…Помолившись богу, Тихон Павлович медленно разделся и, почёсывая спину, подошёл к кровати, наглухо закрытой пёстрым ситцевым пологом.
– Господи, благослови! – прошептал он, затем широко зевнул, перекрестив рот, отдёрнул полог и стал смотреть на мощную, покрытую мягкими складками простыни, фигуру жены.
Сосредоточенно и подробно рассмотрев эту неподвижную, задавленную сном кучу жирного тела, Тихон Павлович сурово нахмурил брови и вполголоса сказал:
– Машина!..
Потом отвернулся к столу, погасил лампу и снова заворчал:
– Сказал ведь я тебе, чёрту: идём спать на сенницу; нет, не пошла! Колода дубовая!
Ну-ка, подвинься малость!
И, ткнув жену кулаком в бок, он улёгся с ней рядом, не покрываясь простынёй, а затем ещё раз крепко толкнул жену локтём. Она замычала, завозилась, повернулась к нему спиной и снова захрапела. Тихон Павлович огорчённо вздохнул и уставился глазами сквозь щели полога в потолок, где дрожали тени, рождённые луной и неугасимой лампадой, горевшей в углу перед образом Спаса нерукотворенного. В раскрытое окно лился из сада, вместе с тихим и тёплым ночным ветром, шелест листьев, запах земли и сырой кожи, сегодня утром содранной с Гнедка и распяленной на стене амбара. Доносился мягкий звук падения капель воды с мельничного колеса; в роще, за плотиной, гукала выпь; мрачный, стонущий звук плавал в воздухе; когда он пропадал – листва деревьев шумела сильнее, точно испуганная им, и откуда-то доносилась звонкая песнь комара.

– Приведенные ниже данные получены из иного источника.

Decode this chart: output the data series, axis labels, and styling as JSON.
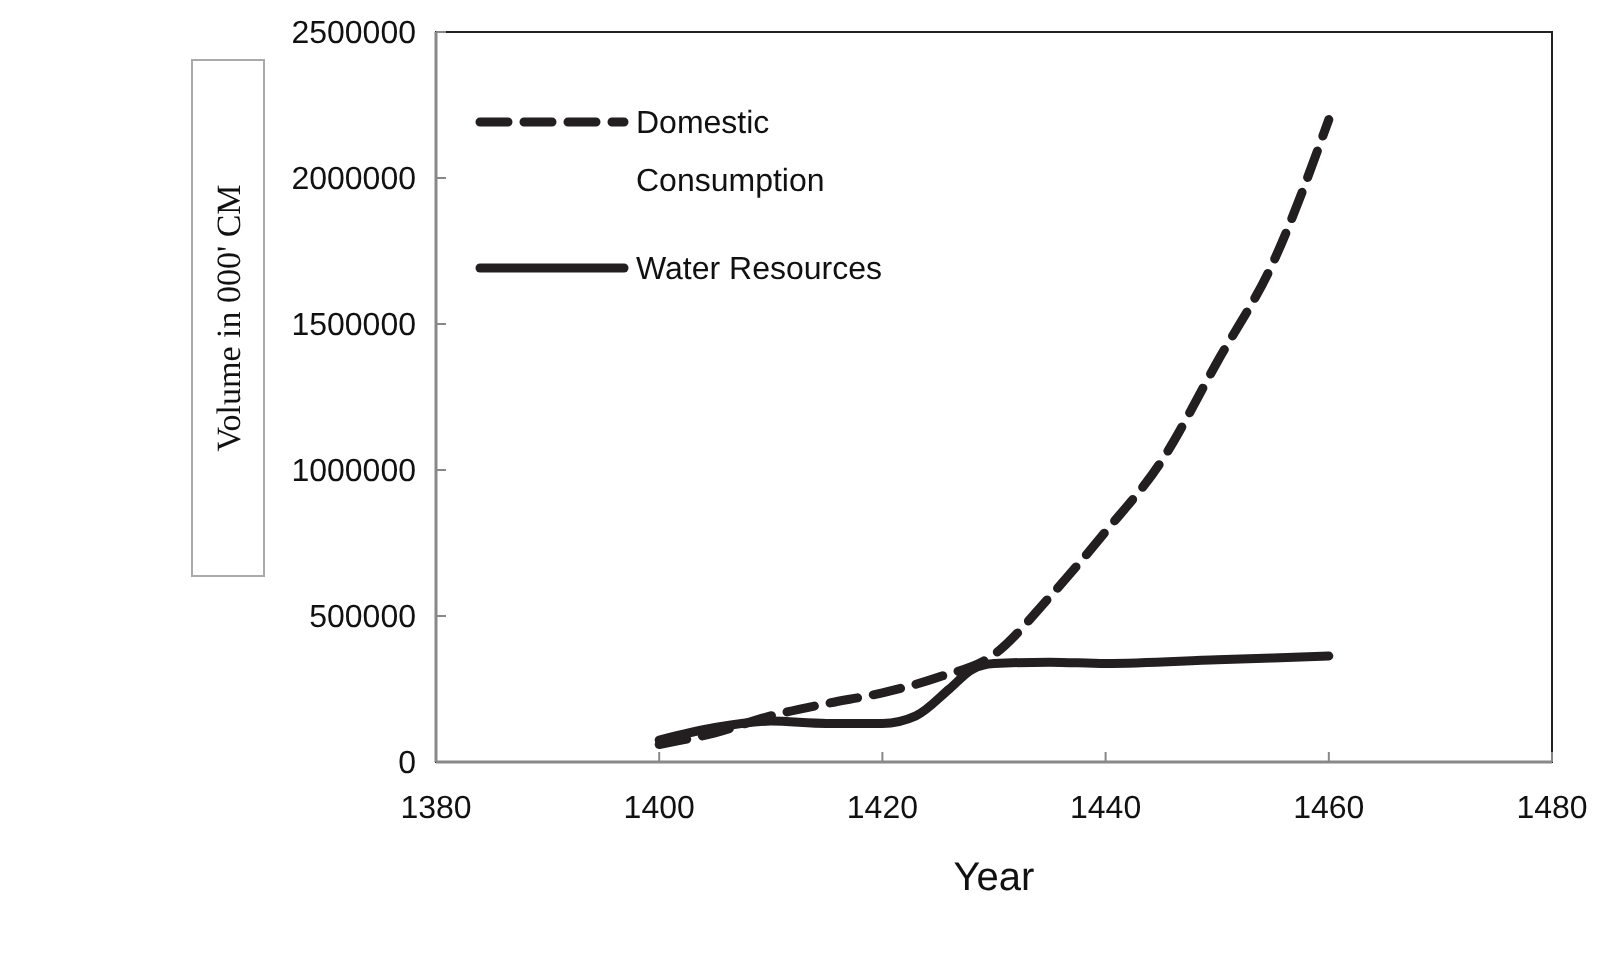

Последив за тенями, что дрожали на потолке, Тихон Павлович перевёл глаза в передний угол комнаты. Там, колеблемый ветром, тихо мигал огонёк лампадки; от этого лицо Спасителя то прояснялось, то темнело, и оно показалось Тихону Павловичу думающим большую, тяжёлую думу. Он вздохнул и истово перекрестился.
Где-то прокричал петух.
– Неужели двенадцать уж? – спросил сам себя Тихон Павлович. Прокричал другой петух, третий… Ещё и ещё. Наконец где-то за стеной во всю мочь гаркнул Рыжий, из птичника ему ответил Чёрный, и весь птичник всполошился, громко возвещая полночь.
– О, черти, – сердито завозился Тихон Павлович, – заснуть не могу… чтоб вам треснуть!
Когда он обругался, ему стало как-то легче: проклятая, непонятная грусть, одолевшая его с последней поездки в город, меньше давила его, когда он сердился, – а когда он сердился сильно, так и совсем пропадала… Но за эти дни дома всё шло так ровно, гладко, что и поругаться-то хорошенько, чтоб полностью отвести душу, было нельзя – не с кем и не за что, – все подтянулись, заметив, что «сам» сильно не в духе. Тихон Павлович видел, что домашние боятся его и ждут грозы, и – чего раньше с ним никогда не было – чувствовал себя виноватым пред всеми. Ему было стыдно за то, что все такие хмурые и бегают от него, и ещё больше овладевало им тяжёлое, непонятное чувство, привезённое из города.
Даже Кузьма Косяк, новый засыпка, орловец, зубоскал и задира, молодой парень, могучий, с весёлыми и синими глазами и ровным рядом мелких белых зубов, всегда оскаленных задорной улыбкой, – даже этот Кузьма, с которым всегда было за что всласть поругаться, стал почтителен и услужлив; песен, на которые был большой мастер, больше не пел, меткими прибаутками во все стороны не сыпал, и Тихон Павлович, замечая за ним всё это, недовольно думал про себя: «Хорош, видно, я, чёрт, стал!» И, думая так, всё более подчинялся чему-то, неотвязно сосавшему его сердце.
Тихон Павлович любил чувствовать себя довольным собой и своей жизнью, и когда чувствовал так, то намеренно и искусственно усиливал своё настроение постоянным напоминанием себе о своей зажиточности, об уважении к нему соседей и обо всём другом, что возвышало его в своих глазах. Домашние знали за ним эту слабость, которая могла и не быть честолюбием, а только желанием сытого и здорового существа как можно полней усладить себя ощущением своей сытости и здоровья. Это настроение, порождая у Тихона Павловича добродушную точку зрения на вещи, хотя не позволяло ему упускать своего, но создало среди знакомых репутацию сердечного человека. И вот вдруг стойкое, жизнерадостное чувство куда-то провалилось, улетело, погасло, а на место его явилось нечто новое, тяжёлое и тёмное.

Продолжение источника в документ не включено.